Unfortunately, this carelessness might give a burglar an opportunity to let themselves into your home without having to use any force. If you lose your keys along with an item that identifies you or your home address, it makes it even easier for the criminal to target you.
Often keys are lost when someone loses their handbag or has it stolen. This is particularly worrying because there will probably be something in the bag or purse which identifies who you are or where you live.
In most cases, it is a good idea to change the locks on your home if you know that your keys might have fallen into the wrong hands and your home address can be identified. Do this as soon as you realise that your keys have been lost.
If you lose your keys or they are stolen then you need to act quickly and arrange for a mobile locksmith to come and replace the locks on your home. Depending on which keys are lost, you might need them to replace the locks for both front and back doors.
Make sure you call a reputable locksmith who is a member of the Master Locksmiths Association, which requires members to maintain high standards and use quality materials. All members are criminal record checked and regularly inspected.

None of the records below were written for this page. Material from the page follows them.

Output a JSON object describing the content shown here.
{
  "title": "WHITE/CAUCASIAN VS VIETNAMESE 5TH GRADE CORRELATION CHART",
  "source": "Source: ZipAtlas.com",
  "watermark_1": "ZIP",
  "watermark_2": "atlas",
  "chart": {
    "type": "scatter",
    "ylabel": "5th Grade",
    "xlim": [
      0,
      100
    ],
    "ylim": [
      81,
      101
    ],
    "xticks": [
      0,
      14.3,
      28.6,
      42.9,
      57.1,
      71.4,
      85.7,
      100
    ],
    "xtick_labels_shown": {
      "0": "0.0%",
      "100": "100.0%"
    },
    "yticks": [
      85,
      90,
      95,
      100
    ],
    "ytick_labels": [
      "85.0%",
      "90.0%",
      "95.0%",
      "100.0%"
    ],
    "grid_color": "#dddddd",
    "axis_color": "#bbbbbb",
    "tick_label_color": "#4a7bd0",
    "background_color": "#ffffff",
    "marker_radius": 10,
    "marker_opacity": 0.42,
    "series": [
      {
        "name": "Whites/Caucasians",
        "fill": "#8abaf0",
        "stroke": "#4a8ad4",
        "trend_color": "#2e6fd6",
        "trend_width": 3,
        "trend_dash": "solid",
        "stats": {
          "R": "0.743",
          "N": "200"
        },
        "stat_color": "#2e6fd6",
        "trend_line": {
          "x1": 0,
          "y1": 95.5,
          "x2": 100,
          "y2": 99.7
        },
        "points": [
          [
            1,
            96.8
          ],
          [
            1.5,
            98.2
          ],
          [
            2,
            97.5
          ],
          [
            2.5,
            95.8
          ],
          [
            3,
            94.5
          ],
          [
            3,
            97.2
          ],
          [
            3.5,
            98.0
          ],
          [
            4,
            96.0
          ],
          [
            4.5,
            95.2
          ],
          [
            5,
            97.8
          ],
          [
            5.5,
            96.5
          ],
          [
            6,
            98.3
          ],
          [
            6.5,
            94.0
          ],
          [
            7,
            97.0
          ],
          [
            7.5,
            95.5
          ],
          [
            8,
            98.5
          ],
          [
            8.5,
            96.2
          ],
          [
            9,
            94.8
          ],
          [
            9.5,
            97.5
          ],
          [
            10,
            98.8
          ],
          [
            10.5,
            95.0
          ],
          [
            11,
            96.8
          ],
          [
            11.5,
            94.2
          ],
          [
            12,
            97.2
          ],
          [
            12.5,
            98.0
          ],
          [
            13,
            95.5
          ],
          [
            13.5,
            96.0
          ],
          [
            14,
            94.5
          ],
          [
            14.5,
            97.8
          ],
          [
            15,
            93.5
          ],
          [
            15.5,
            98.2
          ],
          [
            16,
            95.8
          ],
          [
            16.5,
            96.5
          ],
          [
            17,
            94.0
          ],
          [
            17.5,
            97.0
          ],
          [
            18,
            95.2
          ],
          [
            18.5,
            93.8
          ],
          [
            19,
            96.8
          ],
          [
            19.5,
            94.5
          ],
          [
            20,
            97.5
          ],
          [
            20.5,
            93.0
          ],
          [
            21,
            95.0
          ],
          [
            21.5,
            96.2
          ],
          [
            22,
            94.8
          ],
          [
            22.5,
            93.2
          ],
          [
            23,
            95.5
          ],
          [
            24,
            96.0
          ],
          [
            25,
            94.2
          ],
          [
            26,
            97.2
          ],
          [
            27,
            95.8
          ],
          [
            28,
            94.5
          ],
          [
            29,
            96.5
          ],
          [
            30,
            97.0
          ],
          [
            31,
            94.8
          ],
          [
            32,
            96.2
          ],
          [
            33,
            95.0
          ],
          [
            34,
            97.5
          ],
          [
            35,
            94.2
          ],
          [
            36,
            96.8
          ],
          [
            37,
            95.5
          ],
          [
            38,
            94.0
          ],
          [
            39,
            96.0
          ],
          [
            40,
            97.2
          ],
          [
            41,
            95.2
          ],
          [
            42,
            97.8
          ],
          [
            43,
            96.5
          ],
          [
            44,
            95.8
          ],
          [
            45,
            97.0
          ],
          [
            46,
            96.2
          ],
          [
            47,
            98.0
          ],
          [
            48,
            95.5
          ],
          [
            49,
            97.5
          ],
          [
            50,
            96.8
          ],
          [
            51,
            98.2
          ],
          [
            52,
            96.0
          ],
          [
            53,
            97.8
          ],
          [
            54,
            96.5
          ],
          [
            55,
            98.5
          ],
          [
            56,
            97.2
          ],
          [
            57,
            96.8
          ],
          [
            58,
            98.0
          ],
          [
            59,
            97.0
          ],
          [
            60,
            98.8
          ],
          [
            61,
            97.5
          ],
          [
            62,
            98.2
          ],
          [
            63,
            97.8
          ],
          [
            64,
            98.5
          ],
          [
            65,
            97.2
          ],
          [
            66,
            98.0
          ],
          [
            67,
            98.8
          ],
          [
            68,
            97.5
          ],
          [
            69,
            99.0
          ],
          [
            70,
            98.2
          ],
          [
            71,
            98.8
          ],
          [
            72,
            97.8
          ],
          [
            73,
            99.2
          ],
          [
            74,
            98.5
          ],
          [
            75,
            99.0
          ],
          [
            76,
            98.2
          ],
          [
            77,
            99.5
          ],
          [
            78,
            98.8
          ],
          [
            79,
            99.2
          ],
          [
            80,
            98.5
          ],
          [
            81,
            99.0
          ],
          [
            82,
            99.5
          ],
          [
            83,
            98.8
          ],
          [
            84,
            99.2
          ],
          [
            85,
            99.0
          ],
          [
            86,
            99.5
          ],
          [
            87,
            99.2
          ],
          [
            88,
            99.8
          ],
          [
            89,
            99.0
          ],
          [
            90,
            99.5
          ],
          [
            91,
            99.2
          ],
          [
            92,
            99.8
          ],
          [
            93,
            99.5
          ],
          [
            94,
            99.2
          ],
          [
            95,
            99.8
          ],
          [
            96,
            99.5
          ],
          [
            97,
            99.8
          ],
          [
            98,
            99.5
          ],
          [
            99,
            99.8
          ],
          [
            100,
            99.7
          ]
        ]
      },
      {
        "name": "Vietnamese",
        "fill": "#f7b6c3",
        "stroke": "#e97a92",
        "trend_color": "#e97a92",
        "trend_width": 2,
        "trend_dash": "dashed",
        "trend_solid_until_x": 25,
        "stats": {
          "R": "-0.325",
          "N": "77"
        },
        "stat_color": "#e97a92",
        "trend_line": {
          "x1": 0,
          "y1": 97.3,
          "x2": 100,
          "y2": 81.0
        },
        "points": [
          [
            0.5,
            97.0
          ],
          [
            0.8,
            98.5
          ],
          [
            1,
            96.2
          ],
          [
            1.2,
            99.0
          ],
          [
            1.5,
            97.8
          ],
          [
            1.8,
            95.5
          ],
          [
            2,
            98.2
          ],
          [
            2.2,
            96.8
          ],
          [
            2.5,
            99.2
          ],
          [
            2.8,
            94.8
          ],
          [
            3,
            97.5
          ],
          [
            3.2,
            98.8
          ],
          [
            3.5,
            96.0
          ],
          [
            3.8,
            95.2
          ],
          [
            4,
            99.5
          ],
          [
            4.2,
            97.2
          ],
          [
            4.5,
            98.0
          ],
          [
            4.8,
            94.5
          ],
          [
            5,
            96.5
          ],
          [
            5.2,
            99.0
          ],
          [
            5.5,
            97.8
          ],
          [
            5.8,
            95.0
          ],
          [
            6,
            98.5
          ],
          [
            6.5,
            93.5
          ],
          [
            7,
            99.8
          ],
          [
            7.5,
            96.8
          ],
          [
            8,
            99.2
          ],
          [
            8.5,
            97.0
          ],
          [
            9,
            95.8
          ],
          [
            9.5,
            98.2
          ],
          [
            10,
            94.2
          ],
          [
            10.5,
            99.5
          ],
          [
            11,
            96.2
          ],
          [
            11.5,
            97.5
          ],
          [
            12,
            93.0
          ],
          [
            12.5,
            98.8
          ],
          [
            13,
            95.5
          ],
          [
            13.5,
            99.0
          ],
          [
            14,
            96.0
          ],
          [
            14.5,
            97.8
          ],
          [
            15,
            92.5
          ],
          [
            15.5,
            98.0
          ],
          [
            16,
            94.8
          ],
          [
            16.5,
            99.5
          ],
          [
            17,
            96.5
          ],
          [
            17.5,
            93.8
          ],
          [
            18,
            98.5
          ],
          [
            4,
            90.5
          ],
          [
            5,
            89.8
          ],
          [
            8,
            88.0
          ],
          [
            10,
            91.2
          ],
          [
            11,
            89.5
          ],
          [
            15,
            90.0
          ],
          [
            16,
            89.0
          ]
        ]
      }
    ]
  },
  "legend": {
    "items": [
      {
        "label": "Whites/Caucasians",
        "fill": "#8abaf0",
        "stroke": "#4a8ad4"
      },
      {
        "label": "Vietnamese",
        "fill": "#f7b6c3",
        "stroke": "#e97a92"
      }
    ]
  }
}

You should also tell your local police force and Neighbourhood Watch association so that they can return your keys to you if they are handed in. You will probably want to change the locks even if your keys are returned to you, just to be safe.
Think about what else was on your keyring, as it is unlikely that you have lost a single key. Did the keyring also have car keys, or keys to your workplace, garage or garden shed? If that is the case you will need to replace those keys too.
If you lose a key and a burglar enters your home using that key, you may not be able to make a claim on your house insurance.
This is because most, although not all, home insurance policies will not pay out unless there has been forced entry. Some insurers will make an exception, but most require forced entry before they will pay out a claim.
If you have lent or given a key to a friend or family member, and they let themselves into your home and steal items, you will not be covered under your home insurance policy and you will not be able to make a home insurance claim.
If you do claim on a policy and your insurer accepts that your have been burgled with keys, you may still have to pay an excess on the claim. This means that you may need to meet the first £100 to £500 of a claim yourself under the terms and conditions of your insurance policy.
Bear in mind that if you do make a claim, your insurance costs may rise when it comes to renewal time. Your insurer may ask you to pay a higher premium for the next period of insurance. If you shop around and change insurers you will need to let them know that you have a made a claim, and this may mean that your insurance premium will rise, compared to the previous year.